Era um outro tempo e a nossa sociedade era bem diversa da que existe hoje. O Brasil mudou muito nestes últimos quarenta anos e a festa de Iemanjá atesta esta mudança. A transformação não foi repentina. Pelo final de 1980 os hotéis da orla começaram a abrilhantar a noite de 31 com fogos que desciam em cascata, ou eram colocados na própria areia competindo com os rojões e fogos dos terreiros. Pouco a pouco, a sereia do mar não brilhava mais naquelas águas repletas de barquinhos com seus presentes. Os efeitos pirotécnicos suplantaram a festa da santa, espantando pais e mães-de-santos e seus acólitos para outras plagas. Até que em 1992, o prefeito da cidade decidiu financiar os fogos que partem de imensas balsas ancoradas no mar. A queima oficial encantou tanto que, considerada uma das mais bonitas do mundo, compete com Nova Iorque, Sidney e outras capitais mundiais.
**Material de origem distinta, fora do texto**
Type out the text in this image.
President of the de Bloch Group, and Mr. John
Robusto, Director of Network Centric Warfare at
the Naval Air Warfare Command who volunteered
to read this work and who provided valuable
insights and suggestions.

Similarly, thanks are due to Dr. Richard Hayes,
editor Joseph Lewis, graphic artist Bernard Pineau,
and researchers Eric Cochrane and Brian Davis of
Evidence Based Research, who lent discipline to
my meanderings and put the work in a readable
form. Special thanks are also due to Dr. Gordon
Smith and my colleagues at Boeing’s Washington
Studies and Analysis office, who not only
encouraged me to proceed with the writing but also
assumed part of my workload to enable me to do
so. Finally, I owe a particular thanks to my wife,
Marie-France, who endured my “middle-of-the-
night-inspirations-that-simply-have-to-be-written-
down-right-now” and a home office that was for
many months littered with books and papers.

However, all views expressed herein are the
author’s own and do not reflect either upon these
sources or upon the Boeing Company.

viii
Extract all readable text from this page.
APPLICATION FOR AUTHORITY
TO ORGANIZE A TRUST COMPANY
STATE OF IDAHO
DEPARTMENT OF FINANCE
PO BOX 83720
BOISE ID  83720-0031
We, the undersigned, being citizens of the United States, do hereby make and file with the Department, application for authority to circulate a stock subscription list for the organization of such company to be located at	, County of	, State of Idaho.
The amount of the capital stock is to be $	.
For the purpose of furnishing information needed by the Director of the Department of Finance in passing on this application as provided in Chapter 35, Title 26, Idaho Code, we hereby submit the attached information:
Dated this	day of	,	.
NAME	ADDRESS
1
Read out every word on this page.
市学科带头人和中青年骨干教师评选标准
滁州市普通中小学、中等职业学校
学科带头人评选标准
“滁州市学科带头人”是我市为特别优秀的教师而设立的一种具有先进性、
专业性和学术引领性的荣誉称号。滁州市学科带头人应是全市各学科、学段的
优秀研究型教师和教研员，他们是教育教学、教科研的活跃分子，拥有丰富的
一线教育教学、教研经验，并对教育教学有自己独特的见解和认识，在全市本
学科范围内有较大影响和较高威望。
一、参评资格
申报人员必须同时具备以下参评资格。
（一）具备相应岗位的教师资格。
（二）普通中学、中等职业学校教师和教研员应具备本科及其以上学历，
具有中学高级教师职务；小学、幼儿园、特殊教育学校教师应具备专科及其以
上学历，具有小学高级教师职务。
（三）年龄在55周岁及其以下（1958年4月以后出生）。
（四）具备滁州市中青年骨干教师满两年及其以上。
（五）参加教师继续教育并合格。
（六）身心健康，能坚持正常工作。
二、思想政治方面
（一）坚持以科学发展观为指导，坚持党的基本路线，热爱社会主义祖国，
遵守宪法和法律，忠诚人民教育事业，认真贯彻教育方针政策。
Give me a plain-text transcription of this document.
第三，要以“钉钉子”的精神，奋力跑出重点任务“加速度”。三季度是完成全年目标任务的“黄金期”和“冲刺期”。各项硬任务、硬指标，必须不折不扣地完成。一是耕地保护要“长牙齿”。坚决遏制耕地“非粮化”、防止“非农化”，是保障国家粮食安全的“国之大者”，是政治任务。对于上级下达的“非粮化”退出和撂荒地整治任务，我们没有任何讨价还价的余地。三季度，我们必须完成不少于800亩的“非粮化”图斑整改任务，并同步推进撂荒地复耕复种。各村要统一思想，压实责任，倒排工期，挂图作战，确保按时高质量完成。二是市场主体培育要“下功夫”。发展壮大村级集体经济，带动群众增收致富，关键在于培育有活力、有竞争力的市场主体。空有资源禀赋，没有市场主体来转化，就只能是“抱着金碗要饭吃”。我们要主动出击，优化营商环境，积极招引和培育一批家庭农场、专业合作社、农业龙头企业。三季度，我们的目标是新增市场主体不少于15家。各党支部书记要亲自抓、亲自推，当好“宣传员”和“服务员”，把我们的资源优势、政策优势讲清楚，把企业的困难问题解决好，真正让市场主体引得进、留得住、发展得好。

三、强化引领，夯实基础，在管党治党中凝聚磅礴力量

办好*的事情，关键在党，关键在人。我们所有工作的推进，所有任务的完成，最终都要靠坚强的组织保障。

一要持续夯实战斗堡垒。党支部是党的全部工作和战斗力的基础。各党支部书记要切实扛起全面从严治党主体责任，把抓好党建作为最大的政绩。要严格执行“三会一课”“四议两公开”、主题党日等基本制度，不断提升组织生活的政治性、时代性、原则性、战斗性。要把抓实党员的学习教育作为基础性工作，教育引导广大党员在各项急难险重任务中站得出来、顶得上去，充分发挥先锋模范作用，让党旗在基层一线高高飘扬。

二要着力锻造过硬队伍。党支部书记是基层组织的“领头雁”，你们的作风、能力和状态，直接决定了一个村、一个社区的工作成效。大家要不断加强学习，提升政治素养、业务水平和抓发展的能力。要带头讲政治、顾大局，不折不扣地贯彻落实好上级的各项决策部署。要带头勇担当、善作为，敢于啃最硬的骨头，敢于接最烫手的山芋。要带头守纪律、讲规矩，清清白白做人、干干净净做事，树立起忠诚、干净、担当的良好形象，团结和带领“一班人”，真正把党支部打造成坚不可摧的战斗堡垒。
Hoje mais de dois milhões de pessoas afluem à Copacabana para ver os fogos e assistir aos inúmeros shows gratuitos em palcos montados nas areias da praia. São pessoas de todas as classes que se acotovelam e se abraçam à meia noite e não há mais a inversão ritual de outrora. Assiste-se a um espetáculo democrático, regido pelo Estado e sem a fé de antigamente, embora ainda haja a lembrança de Iemanjá em um ou outro terreiro que insiste em se instalar no espaço tomado pela população, e nos trajes brancos das pessoas, algumas das quais levam palmas e rosas em oferenda.

O Ano Novo não nasce mais sob as bênçãos da mãe de todos os orixás e os ricos não se postam mais aos pés dos pobres. O Ano Novo na praia de Copacabana talvez seja um sinal de que o povo brasileiro anseia por uma sociedade menos desigual e mais democrática. Feliz Ano Novo!